— Люси, Люси, Люси! — пронзительно-звонко звучит этот голос, неприятным шумом отдаваясь в ушах у Нацу, и он поднимается, скрепя зубами, делает неуверенные шаги, каждый из которых острой раскалённой иглой впивается всё глубже. Но он не обращает внимания на боль, считает её мелочью, видя, как испуганно Хэппи бросается вниз, полностью исчезая в высокой траве, пытается ускорить шаг, но не может, бессильно падая на колено. Силы покидают тело вдвойне быстрее, и просто подняться, преодолеть это короткое расстояние между ними, уже становится непреодолимой из-за острой боли проблемой. Хэппи крепко цепляется маленькими коготками в руку Люси, почти неощутимо, насколько позволяла его сила, тряхнув её, не замечая тонкие светло-розовые полосы, что остаются на коже плавными линиями. Он смотрит на это лицо сквозь слёзы, не прекращает повторять её имя, всё ещё надеясь услышать в ответ такое привычное, почти обидное прозвище, данное ею при их первой встрече. Смотрит и не узнаёт: вместо привычного светлого румянца на щеках расплылись болезненно-бледные пятна, а губы стали бескровными, потеряли свой привычный светло-розовый оттенок, и помада, которую когда-то ей подарили они, сейчас смотрится тошнотворно-мерзко. Хэппи не в силах найти что-то прежнее в этой Люси и той, что всего несколько минут назад улыбалась ему, и, глотая тугой ком, ставший поперёк горла, продолжает дёргать её руку, вонзая когти в кожу. Он просит открыть глаза, посмотреть на него так же заботливо, с той же дружеской любовью и волнением или же недовольством, минутной злостью, которая в тоже мгновение исчезает, ведь она просто не умеет злиться. Внутри, необъяснимо ломая рёбра, что-то безумно важное и необходимое разбивается на части от осознания, что больше он никогда не сможет услышать этот звонкий, ставший совершено родным голос. Не сможет залететь к ней в дом через настежь открытое окно, не сможет уютно устроиться на мягкой подушке, не сможет попробовать обещанный ею торт на ближайший праздник.
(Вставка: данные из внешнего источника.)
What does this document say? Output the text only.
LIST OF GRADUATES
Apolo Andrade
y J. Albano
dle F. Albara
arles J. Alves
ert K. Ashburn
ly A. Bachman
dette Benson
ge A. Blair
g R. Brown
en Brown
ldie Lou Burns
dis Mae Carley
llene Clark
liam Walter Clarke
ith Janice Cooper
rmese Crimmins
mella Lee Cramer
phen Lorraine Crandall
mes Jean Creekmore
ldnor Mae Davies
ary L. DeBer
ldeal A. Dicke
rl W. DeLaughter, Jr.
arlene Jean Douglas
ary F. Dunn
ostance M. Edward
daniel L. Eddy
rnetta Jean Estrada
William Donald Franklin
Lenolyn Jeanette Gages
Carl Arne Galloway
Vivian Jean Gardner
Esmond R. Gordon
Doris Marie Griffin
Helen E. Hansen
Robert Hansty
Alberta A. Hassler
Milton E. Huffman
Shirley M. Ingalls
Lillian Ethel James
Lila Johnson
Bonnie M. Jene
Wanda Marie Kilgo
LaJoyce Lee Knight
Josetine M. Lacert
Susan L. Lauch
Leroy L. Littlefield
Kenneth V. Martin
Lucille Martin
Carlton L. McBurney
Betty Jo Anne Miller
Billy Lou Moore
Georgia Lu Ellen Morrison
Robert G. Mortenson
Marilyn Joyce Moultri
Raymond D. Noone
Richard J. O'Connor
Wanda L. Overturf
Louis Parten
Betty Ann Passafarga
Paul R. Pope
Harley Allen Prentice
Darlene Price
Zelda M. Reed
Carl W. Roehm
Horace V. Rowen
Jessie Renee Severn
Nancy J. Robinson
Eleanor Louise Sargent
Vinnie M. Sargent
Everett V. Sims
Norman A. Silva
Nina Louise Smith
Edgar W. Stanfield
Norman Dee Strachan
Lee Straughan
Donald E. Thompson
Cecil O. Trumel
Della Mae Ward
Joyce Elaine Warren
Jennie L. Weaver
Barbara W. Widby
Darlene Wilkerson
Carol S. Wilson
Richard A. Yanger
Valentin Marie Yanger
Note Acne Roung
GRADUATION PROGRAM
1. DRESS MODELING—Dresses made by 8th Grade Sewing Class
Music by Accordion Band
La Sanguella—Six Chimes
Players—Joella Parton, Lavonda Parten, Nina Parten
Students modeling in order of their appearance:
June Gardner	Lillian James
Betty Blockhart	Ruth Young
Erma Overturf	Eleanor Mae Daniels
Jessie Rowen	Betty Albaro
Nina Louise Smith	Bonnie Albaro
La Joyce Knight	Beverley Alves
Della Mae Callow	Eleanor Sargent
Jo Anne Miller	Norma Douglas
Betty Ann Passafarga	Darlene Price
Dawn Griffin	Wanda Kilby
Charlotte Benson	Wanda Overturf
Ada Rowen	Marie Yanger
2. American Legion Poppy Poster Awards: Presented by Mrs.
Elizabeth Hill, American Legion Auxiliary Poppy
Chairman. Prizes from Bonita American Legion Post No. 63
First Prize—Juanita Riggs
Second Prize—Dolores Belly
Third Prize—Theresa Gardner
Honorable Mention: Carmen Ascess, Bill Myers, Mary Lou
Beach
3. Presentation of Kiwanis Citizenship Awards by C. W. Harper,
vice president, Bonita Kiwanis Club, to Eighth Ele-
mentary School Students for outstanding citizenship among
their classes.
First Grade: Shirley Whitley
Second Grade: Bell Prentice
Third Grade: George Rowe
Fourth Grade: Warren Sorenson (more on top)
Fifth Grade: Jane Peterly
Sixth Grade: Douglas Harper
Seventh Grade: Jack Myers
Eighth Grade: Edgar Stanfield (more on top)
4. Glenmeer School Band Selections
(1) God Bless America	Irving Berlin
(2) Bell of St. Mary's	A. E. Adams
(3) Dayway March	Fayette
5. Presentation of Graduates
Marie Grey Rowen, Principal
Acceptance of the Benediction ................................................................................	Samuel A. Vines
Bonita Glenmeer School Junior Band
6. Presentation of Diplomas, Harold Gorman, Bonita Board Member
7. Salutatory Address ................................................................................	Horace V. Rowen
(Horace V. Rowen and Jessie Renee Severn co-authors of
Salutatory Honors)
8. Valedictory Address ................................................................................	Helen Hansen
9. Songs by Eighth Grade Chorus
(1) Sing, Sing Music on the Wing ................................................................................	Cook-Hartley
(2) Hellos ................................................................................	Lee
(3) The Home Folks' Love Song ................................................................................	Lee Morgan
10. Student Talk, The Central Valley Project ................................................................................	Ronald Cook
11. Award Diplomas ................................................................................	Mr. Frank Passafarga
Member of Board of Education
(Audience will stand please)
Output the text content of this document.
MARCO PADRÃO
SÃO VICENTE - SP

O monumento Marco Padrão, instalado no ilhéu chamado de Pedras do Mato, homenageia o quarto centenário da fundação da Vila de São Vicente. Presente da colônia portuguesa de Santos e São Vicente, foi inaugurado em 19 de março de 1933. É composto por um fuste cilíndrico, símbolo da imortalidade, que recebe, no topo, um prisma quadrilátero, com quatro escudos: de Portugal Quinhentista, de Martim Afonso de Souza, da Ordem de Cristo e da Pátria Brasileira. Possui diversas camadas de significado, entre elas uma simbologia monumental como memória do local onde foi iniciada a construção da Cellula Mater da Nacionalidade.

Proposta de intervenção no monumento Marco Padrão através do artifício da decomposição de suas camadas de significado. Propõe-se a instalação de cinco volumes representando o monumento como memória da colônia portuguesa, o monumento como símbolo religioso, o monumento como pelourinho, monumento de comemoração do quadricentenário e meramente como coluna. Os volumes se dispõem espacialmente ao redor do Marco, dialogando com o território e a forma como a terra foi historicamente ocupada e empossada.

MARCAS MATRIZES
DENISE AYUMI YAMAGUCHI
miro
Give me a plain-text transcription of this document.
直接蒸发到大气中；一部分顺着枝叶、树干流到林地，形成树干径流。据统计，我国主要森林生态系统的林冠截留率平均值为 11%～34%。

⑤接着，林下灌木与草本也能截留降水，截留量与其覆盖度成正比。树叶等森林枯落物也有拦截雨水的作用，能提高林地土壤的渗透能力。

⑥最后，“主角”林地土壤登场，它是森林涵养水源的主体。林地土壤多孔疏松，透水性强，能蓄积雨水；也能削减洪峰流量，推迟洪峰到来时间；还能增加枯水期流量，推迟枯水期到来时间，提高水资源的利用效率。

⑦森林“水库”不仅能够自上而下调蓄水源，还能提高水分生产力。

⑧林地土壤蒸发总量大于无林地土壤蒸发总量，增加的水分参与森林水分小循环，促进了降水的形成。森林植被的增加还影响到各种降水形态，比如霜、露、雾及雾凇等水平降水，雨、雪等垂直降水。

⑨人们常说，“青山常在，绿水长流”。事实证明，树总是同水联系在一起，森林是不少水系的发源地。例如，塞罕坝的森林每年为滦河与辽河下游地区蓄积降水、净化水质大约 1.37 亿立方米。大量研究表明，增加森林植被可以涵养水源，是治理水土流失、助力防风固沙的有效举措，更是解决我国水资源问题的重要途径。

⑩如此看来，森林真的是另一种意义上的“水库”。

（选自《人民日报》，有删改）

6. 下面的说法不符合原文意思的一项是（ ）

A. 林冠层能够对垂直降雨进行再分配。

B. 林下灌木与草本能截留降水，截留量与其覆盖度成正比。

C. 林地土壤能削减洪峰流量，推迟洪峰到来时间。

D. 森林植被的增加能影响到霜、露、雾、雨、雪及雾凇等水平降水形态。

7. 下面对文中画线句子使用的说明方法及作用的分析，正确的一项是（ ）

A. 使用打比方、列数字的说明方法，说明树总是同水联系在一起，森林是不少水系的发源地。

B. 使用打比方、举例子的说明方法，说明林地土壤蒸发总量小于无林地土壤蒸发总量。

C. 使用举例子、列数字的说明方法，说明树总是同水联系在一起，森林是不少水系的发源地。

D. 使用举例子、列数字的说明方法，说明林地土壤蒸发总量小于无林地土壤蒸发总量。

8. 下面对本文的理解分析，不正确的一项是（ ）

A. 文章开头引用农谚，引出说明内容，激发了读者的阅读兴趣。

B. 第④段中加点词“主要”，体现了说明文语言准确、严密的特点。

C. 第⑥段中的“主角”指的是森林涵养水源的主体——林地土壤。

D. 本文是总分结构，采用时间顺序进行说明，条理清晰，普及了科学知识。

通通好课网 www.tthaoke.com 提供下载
— Хэппи, что там? — обеспокоенно доносится совсем рядом голос Нацу и он, наткнувшись взволнованным взглядом на побелевшее лицо напарницы останавливается, растерявшись, не зная, как реагировать, что делать и говорить. Мир перед ним будто останавливается, замирает, растягивая этот жгучий в груди момент на долгие мучительные минуты. Хэппи теряет самообладание, ведёт себя капризно, глотает слёзы, сцепив крепко зубы, — голос его хрипит, как во время тяжёлой болезни, и он продолжает трясти похолодевшую руку, где, тихо сливаясь с шумом листы, звенит маленькими фигурками браслет. Около запястья, становясь тёмно-синими, заметными на бледной коже пятнами, выделяется недавний укус. — Люси? — в неверии повторяет Нацу, делая неуверенный шаг вперёд и тут же то ли от слабости, то ли от боли, впившейся острыми клыками в сердце, падает. — Хэй, Люси, всё хорошо? — растерянно-глупо спрашивает он, собираясь приподнять её голову, убрать налетевшие на лицо волосы, но, останавливая его, заставляя сердце пропустить такой важный удар, по лбу и скулам тонкими линиями мягко спускается густая алая кровь. Она очерчивает форму молодого лица, разбавляя эту мертвецкую бледность, исказившую его так гадко и непривычно. Он больше не может ничего сказать, не может успокоить дрожащие руки, что так и замерли в сантиметрах от её щёк, — он не в состоянии теперь понимать всё правильно. В ушах неприятно, пронзительно звенит, разом заглушая все те звуки, которыми так искренне наслаждался он, которым радовался и улыбался. Перед ним только её смутный, неясный силуэт на этих каменных ступенях, та застывшая, впившаяся в воспоминания улыбка, последняя и тёплая, согревающая изнутри. Он хочет протянуть обе руки, схватить её, запомненную именно такой, прижать к своей груди и, не отпускать, слыша привычное «Непутёвый» и звонкий заразительный смех, видя эту взволнованно-радостную улыбку. Но образ рассеивается, стоит ему только дёрнуться, улетучивается белой дымкой, а перед ним, как доказательство жестокой реальности, всплывает это бледное лицо, эти тонкие губы и кровь.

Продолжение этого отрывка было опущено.